Taylor likened this sector of the GOP to prison inmates who are waiting for a chance to break out but need to do it in a group so they won’t be picked off individually. He called a House resolution introduced last year by Minority Whip Steve Scalise (R-La.) that a carbon tax would be “detrimental” to the American economy “a lockdown and search” of the prison.

The symbolic measure passed 237-163 with near-unanimous Republican support — only then-Rep. David Jolly (R-Fla.), who was defeated last fall, voted “present” (E&E News PM, June 10, 2016).

Asked whether the increase in extreme weather from coast to coast may persuade some Republicans to embrace climate legislation, Taylor expressed skepticism.

“Up to this point, there has been zero evidence that extreme weather and climate events has moved Republicans on climate. … That doesn’t mean that won’t change in the future,” he said.

There has been limited discussion about climate and the environment in the overall tax debate, mainly focused on the piece of the Senate proposal that would open the Arctic National Wildlife Refuge to oil and gas drilling. National environmental groups like the League of Conservation Voters and Sierra Club have been running ads about ANWR and the tax bill in key states and congressional districts, arguing that the Republican legislation rewards “corporate polluters.”

“Those supporting this legislation know no shame,” said Maura , director of the Sierra Club Resist Campaign. “They will sacrifice anything — from our pristine Arctic to programs and policies that save American lives — to fork over billions in tax cuts and giveaways to the wealthiest people and corporate polluters. This scheme does nothing less than threaten the health of millions of people to pour billions of dollars into the pockets of the rich.”

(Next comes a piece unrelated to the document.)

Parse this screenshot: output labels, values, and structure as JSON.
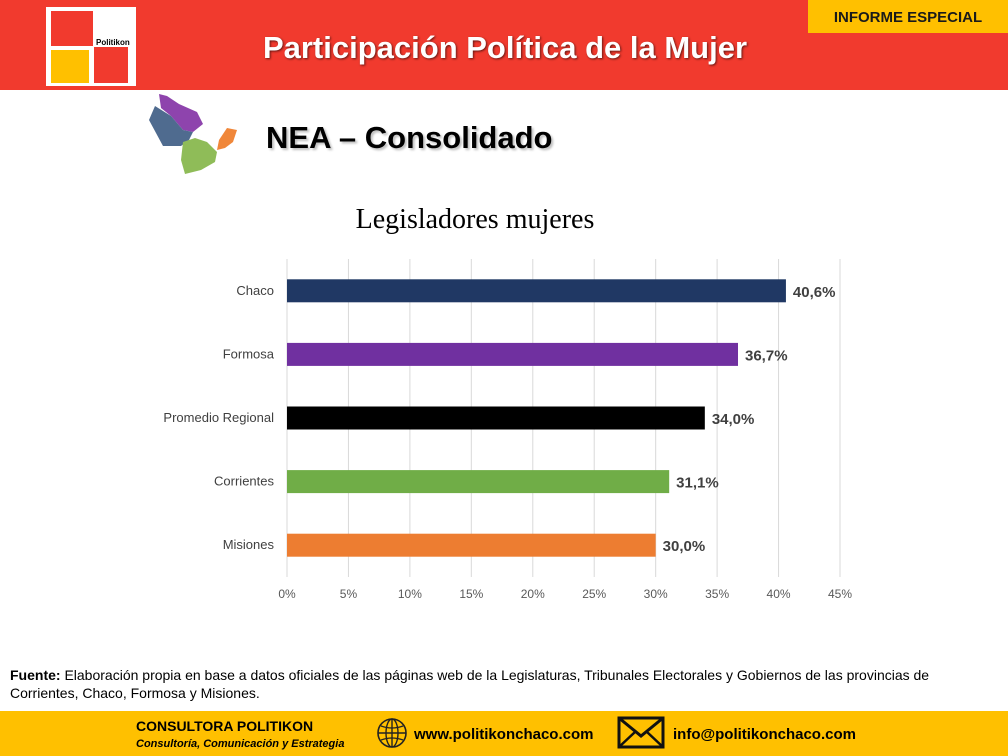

On the eve of Thanksgiving, the LCV released little-noticed polling from eight battleground House districts held by Republicans. It shows that voters are strongly opposed to the tax reform legislation and even more opposed to opening up the Arctic to drilling.

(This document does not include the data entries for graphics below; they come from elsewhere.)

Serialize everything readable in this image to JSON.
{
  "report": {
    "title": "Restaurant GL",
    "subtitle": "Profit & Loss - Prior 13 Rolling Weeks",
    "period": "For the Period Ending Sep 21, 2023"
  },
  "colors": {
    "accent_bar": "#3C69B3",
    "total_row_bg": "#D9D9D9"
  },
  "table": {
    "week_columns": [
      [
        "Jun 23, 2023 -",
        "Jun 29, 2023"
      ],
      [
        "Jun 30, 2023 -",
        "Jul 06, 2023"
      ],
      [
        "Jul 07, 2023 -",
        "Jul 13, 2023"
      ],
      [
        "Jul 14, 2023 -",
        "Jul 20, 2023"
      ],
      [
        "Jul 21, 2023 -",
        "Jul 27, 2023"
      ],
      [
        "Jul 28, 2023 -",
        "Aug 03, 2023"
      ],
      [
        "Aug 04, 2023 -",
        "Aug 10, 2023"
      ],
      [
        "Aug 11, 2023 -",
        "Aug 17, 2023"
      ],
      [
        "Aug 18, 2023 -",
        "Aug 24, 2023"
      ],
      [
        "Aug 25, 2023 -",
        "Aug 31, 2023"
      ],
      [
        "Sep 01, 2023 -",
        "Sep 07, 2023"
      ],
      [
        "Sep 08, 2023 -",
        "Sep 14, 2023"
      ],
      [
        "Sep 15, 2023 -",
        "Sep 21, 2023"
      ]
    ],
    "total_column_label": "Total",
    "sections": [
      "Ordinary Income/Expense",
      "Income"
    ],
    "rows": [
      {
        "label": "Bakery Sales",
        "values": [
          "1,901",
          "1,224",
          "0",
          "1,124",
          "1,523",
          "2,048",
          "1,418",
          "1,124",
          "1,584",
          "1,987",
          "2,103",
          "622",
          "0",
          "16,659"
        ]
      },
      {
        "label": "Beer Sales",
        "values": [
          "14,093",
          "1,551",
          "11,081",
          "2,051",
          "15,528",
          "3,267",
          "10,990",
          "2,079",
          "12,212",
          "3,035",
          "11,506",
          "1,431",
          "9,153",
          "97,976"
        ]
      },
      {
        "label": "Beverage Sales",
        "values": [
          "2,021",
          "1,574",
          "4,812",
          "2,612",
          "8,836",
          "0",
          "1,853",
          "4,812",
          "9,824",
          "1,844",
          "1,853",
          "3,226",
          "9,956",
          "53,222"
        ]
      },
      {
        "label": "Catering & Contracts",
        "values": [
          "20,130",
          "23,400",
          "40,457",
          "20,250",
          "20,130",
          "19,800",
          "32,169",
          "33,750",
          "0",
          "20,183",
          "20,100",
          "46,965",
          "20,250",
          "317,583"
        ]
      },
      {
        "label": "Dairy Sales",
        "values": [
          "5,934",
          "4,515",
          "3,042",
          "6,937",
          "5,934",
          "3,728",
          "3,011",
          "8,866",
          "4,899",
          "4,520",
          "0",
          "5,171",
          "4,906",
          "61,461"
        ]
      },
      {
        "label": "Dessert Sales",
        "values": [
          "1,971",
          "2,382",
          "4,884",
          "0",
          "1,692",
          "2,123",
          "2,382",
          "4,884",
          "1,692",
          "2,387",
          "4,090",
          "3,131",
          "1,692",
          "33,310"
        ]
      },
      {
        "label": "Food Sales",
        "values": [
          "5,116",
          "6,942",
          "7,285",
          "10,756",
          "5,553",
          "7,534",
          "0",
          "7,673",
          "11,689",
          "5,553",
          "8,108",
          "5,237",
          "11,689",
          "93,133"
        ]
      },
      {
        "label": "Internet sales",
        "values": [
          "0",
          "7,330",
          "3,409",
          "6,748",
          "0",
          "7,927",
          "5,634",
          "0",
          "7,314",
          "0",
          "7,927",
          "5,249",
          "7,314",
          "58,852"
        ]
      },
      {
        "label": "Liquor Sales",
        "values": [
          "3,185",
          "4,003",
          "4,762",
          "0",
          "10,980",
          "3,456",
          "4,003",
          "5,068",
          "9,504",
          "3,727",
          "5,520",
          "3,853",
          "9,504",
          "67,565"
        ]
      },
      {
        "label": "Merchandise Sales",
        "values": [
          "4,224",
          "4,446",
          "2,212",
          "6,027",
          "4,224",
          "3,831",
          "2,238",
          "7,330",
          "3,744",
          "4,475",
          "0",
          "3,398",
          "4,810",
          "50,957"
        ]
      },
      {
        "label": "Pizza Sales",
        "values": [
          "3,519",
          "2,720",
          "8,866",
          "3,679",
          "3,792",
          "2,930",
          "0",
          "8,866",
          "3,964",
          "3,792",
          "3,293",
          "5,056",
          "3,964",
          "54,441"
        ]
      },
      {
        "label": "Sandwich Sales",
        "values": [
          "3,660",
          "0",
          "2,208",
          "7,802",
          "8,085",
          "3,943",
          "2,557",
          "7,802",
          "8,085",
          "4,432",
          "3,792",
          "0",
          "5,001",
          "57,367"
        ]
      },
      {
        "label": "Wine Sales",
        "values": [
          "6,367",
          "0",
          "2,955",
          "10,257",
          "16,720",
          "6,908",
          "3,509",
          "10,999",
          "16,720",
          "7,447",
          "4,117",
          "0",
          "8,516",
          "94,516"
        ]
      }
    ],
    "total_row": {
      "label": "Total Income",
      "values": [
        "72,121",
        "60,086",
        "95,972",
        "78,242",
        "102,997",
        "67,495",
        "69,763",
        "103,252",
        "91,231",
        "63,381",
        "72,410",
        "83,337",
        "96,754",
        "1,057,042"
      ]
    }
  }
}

The poll, conducted jointly by Democratic and GOP firms, showed potential political peril for the Republican lawmakers — Reps. Darrell Issa of California; Brian Mast of Florida; Bruce Poliquin of Maine; John Faso and Elise Stefanik of New York; and Ryan Costello, Patrick Meehan and Brian Fitzpatrick of Pennsylvania — if they vote to open the Arctic refuge to drilling.

Meanwhile, several energy taxes remain in limbo, pending a resolution between the House and Senate versions of the reform legislation. Floor debate in the Senate this week could feature discussions on nearly two dozen energy-related amendments filed before the Thanksgiving break.

Some green groups are also worried about the legislation’s impact on nonprofit organizations. Changes in provisions regarding tax deductions could affect nonprofits’ ability to raise money, many groups fear.

Through all this debate over taxes — and in the debates likely to come — Larson remains cautiously optimistic about the prospects for a carbon tax, one of these days.

“In this business,” he observed, “consistency has great value.”